Flashback to a summer night in the late fifties and a concert at Toronto’s Massey Hall featuring Peterson, Ray Brown and Herb Ellis sharing the stage with the great Ella Fitzgerald. This was a concert that resonates fifty years later: a devoted audience stripped to shirt sleeves against the intense heat but totally wrapped in the music in spite of a thunderstorm that for a while raged outside.

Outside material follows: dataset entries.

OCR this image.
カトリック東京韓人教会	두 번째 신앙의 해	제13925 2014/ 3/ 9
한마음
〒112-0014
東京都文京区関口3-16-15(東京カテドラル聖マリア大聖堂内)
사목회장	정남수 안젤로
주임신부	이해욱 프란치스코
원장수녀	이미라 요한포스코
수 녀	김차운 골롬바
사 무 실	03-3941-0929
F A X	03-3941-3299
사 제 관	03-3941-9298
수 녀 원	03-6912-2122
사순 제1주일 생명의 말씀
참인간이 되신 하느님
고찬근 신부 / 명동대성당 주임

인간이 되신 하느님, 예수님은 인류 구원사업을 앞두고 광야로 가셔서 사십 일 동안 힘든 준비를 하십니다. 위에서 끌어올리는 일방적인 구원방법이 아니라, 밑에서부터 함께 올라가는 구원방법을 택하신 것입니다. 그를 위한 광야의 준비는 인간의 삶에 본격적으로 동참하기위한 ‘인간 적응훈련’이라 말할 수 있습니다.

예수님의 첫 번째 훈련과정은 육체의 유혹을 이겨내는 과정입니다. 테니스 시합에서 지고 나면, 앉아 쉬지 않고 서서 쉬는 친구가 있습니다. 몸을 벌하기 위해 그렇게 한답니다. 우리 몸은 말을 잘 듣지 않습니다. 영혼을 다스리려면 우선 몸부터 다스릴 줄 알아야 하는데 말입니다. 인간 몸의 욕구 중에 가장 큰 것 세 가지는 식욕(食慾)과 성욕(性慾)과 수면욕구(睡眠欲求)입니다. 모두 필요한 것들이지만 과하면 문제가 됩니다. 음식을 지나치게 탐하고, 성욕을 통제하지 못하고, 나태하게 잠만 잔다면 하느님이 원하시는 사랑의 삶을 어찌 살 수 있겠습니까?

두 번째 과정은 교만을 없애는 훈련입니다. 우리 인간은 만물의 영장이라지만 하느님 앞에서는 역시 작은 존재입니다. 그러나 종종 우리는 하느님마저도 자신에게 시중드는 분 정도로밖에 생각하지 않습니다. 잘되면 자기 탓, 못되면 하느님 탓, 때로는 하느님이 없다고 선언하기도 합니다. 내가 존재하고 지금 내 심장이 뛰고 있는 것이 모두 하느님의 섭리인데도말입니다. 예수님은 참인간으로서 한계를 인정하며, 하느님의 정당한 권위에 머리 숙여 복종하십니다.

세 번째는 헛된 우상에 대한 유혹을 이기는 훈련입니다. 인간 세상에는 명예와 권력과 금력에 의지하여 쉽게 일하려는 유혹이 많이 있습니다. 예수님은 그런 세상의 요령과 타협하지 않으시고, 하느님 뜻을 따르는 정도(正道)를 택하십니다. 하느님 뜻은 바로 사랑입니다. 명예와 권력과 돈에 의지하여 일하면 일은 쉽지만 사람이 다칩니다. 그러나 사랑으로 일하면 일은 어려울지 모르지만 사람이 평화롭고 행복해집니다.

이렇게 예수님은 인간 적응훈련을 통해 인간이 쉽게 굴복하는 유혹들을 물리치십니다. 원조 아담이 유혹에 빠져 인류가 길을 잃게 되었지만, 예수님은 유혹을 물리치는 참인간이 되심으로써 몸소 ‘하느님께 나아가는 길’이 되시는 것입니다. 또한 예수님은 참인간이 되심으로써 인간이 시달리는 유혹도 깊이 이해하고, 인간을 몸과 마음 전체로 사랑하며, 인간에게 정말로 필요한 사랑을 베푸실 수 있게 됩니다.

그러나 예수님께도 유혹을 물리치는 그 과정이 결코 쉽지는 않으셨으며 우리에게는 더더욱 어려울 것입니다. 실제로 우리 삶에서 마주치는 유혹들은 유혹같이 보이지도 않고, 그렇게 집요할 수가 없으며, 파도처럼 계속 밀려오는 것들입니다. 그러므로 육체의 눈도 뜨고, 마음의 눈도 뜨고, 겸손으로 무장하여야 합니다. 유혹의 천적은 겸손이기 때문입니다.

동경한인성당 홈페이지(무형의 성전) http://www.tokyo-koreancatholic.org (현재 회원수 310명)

All else seemed to fade away through the magic of those four on stage.
I subsequently met the great Oscar, just once about 20 years later, but there was no time to tell him of he magic that concert brought to me.
Nor of the solace I get when, troubled by gloomy thoughts about what’s wrong with the world, I play Oscar’s Hymn to Freedom, the inspiring anthem he created for the Civil Rights movement of the 1960s.
Since I have donated my body to medical research instead of requesting a funeral, I’ve left instructions for a modest celebration for those who care to remember me kindly. No sad songs, but plenty of Frank, Tony, Dean and Ella. And of course, much Oscar, closing with Hymn to Freedom
–30–
February 1st, 2008 at 1:14 pm
Well Poppa I really enjoyed this edition and specifically this article on Peterson. I was not aware you are such a fan!!!! Now this music will remind me of you!